Within a few minutes the typical Linux UI quirks manifested themselves. Little things that mount up. Make the taskbar small, for example, and then maximise Chromium, and it leaves a little gap between the browser and the taskbar until you manually tweak the taskbar size. As with other Linux distributions there is a peculiar emphasis on fiddly things such as making the menu bars customisable - which is nice, but not something I miss in OSX or Windows 10 - but huge gaps elsewhere, e.g. the online help consists of a link to Debian's online manual. Good luck. Linux fans boast about the vast library of applications, but the package manager is just a lot of directories with a plain text search. If you want to install a star map, but you don't know that you should search for Stellarium, you're obviously a stupid lamer idiot who doesn't deserve help. And its immaterial because if you try to install anything it asks for a password, but there seems to be no user account settings.
The manual prominently quotes a developer who opines that "Unix is user friendly, it's just selective about who its friends are", which was probably amusing sixteen years ago to a small audience of Linux fans but is completely off-base today. Amusingly the same man was eventually un-personed by the Debian team, who are obviously highly selective themselves. He must have had a chuckle to himself about the irony.
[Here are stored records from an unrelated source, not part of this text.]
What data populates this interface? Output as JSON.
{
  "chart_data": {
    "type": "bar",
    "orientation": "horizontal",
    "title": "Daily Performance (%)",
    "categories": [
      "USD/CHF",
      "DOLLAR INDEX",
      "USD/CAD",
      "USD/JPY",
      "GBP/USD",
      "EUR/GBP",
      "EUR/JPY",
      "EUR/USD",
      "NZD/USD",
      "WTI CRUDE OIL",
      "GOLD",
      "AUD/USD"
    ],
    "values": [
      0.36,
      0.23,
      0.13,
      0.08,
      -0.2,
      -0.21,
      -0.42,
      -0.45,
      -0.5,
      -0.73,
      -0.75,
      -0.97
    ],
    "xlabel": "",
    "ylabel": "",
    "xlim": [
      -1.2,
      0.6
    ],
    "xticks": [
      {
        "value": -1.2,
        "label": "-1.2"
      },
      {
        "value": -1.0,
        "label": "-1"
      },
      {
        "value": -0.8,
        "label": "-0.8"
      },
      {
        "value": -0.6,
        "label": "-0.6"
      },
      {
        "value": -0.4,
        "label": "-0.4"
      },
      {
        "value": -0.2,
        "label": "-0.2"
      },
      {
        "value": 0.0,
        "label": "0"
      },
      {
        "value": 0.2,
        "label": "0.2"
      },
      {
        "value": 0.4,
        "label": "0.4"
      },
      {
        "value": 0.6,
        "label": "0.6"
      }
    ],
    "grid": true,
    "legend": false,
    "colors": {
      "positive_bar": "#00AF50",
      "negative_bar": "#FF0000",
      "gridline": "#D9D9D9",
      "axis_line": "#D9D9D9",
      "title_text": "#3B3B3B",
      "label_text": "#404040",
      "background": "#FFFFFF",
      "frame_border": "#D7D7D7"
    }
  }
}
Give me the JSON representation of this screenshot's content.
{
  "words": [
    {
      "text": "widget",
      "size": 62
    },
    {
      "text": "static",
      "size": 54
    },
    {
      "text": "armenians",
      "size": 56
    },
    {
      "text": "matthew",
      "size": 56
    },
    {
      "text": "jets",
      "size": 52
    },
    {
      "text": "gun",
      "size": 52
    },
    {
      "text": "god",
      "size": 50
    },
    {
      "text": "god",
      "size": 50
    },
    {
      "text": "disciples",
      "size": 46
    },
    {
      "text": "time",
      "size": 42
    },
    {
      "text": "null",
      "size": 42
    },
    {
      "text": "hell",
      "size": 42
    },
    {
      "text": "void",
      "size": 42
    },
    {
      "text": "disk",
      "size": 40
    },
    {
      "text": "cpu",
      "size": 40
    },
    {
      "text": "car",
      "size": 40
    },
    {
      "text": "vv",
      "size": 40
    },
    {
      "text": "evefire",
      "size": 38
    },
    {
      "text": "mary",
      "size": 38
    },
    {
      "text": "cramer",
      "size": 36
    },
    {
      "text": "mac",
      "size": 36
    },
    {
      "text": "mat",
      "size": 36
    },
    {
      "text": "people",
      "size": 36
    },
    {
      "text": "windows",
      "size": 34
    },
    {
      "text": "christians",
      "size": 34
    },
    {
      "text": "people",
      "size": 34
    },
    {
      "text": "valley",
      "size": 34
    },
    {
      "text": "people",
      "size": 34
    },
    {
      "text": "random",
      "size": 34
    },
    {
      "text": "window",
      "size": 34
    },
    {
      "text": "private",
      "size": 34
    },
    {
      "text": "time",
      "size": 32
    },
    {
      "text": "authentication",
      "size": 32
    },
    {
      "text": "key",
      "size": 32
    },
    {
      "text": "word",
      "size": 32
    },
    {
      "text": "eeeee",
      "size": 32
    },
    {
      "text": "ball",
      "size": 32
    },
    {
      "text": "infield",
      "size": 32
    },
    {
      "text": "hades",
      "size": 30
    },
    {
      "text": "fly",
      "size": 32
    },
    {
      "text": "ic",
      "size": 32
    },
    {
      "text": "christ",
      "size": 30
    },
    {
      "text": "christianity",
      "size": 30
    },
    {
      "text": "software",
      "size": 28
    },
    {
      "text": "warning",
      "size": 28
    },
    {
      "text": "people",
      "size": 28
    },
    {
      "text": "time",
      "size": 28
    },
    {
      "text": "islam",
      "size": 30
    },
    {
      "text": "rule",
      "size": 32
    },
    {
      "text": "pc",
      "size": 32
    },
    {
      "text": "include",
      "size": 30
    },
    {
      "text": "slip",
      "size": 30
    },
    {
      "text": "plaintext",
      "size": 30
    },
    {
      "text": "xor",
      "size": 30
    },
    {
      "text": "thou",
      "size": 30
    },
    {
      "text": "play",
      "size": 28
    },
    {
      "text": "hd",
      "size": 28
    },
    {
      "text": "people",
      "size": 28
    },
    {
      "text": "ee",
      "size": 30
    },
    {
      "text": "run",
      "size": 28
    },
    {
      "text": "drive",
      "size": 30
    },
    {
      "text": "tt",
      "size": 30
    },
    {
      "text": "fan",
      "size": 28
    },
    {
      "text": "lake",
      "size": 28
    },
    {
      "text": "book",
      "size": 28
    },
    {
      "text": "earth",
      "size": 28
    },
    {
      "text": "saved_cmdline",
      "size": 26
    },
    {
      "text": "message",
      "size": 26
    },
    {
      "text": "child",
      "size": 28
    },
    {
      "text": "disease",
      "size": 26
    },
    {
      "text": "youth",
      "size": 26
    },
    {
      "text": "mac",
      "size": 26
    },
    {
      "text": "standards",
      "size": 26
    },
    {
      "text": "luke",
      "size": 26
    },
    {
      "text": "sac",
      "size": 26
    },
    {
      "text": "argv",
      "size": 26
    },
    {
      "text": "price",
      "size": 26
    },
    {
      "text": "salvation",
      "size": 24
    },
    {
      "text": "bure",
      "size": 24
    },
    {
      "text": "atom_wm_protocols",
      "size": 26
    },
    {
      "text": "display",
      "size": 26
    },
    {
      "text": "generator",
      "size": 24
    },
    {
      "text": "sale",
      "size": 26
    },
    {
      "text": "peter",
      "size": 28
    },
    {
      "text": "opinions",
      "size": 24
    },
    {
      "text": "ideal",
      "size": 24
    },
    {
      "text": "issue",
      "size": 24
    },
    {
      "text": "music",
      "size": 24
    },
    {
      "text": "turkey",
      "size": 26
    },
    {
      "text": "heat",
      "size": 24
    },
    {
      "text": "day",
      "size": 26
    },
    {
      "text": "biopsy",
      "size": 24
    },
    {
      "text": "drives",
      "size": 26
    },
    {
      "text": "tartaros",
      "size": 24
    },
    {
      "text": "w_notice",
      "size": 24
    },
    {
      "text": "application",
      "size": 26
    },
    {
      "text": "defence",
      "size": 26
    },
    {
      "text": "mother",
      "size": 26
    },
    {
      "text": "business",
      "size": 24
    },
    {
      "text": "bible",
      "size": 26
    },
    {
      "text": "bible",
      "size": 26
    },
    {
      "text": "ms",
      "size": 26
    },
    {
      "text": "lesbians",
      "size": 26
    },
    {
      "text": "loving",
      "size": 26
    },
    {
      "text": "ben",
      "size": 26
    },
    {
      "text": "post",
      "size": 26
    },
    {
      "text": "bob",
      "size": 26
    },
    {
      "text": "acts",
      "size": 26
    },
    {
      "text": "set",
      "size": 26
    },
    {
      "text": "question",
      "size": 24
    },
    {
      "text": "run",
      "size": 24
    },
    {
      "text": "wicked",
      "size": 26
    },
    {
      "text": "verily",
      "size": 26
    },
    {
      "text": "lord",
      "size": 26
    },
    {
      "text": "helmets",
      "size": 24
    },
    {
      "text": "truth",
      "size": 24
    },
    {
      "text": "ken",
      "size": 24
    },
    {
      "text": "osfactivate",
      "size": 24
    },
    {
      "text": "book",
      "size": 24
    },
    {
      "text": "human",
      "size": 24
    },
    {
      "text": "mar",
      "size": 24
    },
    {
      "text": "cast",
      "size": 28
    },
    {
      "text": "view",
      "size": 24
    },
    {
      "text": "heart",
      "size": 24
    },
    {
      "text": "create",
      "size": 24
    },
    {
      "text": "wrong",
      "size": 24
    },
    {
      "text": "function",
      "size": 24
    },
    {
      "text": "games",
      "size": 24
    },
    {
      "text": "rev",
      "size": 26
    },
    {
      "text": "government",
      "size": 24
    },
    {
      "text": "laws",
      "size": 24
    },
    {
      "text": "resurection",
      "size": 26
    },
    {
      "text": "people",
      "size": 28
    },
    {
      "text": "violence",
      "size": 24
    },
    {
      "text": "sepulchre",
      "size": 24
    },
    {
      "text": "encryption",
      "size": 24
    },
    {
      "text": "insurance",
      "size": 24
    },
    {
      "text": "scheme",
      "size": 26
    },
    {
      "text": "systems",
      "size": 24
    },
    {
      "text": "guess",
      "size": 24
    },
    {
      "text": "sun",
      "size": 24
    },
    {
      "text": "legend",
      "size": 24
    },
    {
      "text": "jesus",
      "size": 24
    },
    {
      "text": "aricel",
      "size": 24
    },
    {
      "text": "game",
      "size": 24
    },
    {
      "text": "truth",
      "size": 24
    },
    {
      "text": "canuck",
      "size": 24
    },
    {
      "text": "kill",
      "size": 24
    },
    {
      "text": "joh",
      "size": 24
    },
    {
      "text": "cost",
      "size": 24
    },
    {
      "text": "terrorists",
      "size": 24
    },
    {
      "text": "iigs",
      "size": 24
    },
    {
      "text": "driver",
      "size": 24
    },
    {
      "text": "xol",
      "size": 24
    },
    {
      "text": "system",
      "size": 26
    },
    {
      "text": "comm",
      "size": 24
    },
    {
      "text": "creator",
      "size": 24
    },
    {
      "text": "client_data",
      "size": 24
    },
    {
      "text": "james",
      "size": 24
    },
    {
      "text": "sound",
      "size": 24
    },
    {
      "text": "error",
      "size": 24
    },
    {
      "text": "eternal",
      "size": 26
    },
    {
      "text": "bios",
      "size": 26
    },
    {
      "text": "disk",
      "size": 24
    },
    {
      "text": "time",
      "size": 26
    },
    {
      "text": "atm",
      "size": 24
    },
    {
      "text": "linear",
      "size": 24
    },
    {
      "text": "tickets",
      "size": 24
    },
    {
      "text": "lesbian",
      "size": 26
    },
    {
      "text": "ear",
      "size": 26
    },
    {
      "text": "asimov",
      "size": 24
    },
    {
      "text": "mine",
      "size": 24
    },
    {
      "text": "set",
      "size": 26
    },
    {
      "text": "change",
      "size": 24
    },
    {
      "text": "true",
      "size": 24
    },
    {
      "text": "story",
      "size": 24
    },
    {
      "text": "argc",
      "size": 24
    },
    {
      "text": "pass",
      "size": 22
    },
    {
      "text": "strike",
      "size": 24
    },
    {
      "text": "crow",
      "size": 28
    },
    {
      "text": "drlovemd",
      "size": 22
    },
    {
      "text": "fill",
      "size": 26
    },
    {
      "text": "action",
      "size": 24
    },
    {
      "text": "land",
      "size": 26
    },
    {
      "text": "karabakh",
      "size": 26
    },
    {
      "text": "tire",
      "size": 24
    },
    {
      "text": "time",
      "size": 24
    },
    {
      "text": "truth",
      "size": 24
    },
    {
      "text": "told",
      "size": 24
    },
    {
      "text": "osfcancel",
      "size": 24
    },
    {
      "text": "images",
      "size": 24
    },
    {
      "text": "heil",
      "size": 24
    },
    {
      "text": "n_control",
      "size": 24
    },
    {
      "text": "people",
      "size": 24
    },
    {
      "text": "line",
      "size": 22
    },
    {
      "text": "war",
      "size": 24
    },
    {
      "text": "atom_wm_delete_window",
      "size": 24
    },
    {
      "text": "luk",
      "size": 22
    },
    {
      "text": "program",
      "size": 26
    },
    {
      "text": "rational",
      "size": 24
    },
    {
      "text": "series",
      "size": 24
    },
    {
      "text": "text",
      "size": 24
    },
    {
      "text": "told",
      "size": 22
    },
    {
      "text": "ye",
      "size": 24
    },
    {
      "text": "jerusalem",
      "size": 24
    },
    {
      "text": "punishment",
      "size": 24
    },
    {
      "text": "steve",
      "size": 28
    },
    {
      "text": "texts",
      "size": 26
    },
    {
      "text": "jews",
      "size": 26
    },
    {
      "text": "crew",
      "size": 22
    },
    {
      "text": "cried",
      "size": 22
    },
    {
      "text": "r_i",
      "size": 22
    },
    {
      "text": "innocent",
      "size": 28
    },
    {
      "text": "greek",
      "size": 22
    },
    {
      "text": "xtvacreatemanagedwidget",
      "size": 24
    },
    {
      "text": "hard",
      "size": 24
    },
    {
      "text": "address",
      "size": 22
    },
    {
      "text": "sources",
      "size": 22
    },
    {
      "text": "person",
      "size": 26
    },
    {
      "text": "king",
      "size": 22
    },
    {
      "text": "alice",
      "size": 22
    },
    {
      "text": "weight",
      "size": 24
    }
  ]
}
See, I have nothing against Linux. It's the people I can't stand. In the future, when Linux is finally ready for prime time, they will be forgotten and their influence obliterated. No-one remembers who built the first piano, or the first piano stool; people instead remember the music, and the same is true of operating systems.
Solange is a romantic name. Saint Solange is a Christian saint who lived in the 9th century AD. She was murdered - beheaded - by the son of a local aristocrat, which ordinarily would have ended up with the family being paid to shut up, but instead she became a saint to the locals, who made up stories about how she could heal the sick. Supposedly she survived the beheading and carried her head to the local church before dying. The name Solange comes from the Latin for "solemn". In the screenshot above I am running LibreOffice Writer, one of the few applications bundled with Pixel.
Does Pixel many any sense? My general rule with Linux distributions is that if I have to open the terminal or if it irritates me in any way I rip out the CD/USB stick and never use it again. At the moment Pixel only runs from a live installation, which in practice means that if you install it on a laptop you end up with a USB stick protruding from the side. On a desktop machine there's no point because you have lots of other choices. Sadly I can't try it on my Pentium III-powered ThinkPad 600X to really test its compatibility. The fundamental problem with Pixel is that there are lots of other, more mature Linux installations around, some of which also work on basic hardware, albeit not so basic as an actual Pi.
However I suspect that I'm not Pixel's target market. For the educational sector the existence of a known, standard, low-maintenance Linux distribution that runs from a simple USB stick has an obvious appeal. Pixel allows teachers to give students a cheap USB stick which stores not only their files but also their educational environment. And of course it's a prototype. It will be interesting to see what it looks like in a year's time.